Hasta los 16 años Manolo era un joven normal y sin ningún problema de salud. Sin embargo, un año más tarde se le detecto una retinosis pigmentaria, " una enfermedad degenerativa y progresiva que me dejó completamente sin vista", señala el director insular de la ONCE en su propia oficina.
Manolo ha sido siempre una persona decidida. No ha tenido miedo ni a los retos ni a las aventuras, a pesar de su discapacidad. "Comencé a trabajar muy joven, primero con José Travieso que tenía la corresponsalía del Banco Hispano Americano y yo me encargaba de cobrar las letras. Más tarde me fui a El Aaiún, cuando ya apenas tenía visión y estuve tres años trabajando de camarero sin poder leer. Luego me vine a Fuerteventura y monté el Bar San Roque. Nunca he sentido temor por el trabajo".
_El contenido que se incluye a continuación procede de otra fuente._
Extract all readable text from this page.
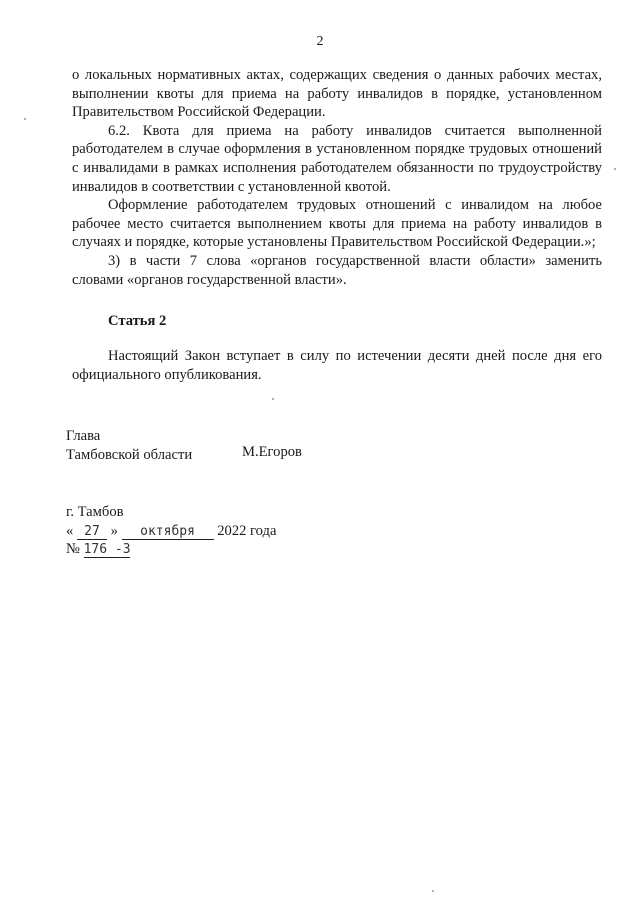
2

о локальных нормативных актах, содержащих сведения о данных рабочих местах, выполнении квоты для приема на работу инвалидов в порядке, установленном Правительством Российской Федерации.

6.2. Квота для приема на работу инвалидов считается выполненной работодателем в случае оформления в установленном порядке трудовых отношений с инвалидами в рамках исполнения работодателем обязанности по трудоустройству инвалидов в соответствии с установленной квотой.

Оформление работодателем трудовых отношений с инвалидом на любое рабочее место считается выполнением квоты для приема на работу инвалидов в случаях и порядке, которые установлены Правительством Российской Федерации.»;

3) в части 7 слова «органов государственной власти области» заменить словами «органов государственной власти».

Статья 2
Настоящий Закон вступает в силу по истечении десяти дней после дня его официального опубликования.
Глава
Тамбовской области	М.Егоров
г. Тамбов
« 27 » октября 2022 года
№ 176 -З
En 1977 ingresa como vendedor en la ONCE y desde el año 2006 es el máximo responsable de este organismo en la Isla donde se ha ganado no solo el prestigio laboral sino la admiración y el respeto de vecinos y trabajadores.
Su vinculación a las fiestas del Carnaval se remonta a los años de su pubertad. "Desde niño me disfrazaba con los trajes de mi madre o de mi abuela. Nos íbamos por las casas y nos daban huevos, dulces, caramelos y hasta tortillas. Recuerdo esta época con una enorme nostalgia", asegura Manolo.
Saavedra y su grupo de amigos, Jorge Sastre, Juan Manuel Rodríguez y Pedro Oramas, comienzan los Carnavales una semana antes de su pistoletazo de salida " realizamos un recorrido por todas las instituciones públicas. Además, siempre voy vestido de mujer porque me encantan, me gusta este papel porque todas vienen a colocarte la ropita, a ponerte bien el sujetador y a comprobar si llevo relleno". Además, añade, que los Carnavales "son mis fiestas, porque no dependo sino de Drago, de nadie más. Me sirvo de mi imaginación y de mis ganas para divertirme y además no tengo ningún tipo de complejos". Le recomiendo a todo el mundo que viva y disfrute de estas fiestas que sirven de terapia y para pasarlo bien".
Manolo aboga por unas fiestas abiertas a todos " participativas y sin obstáculos ni limitaciones para nadie. Todos tenemos derecho a disfrutar de esto como cualquier otro vecino. Nosotros no tenemos que demostrar nada, ya que con voluntad se encuentran los caminos para superar cualquier barrera".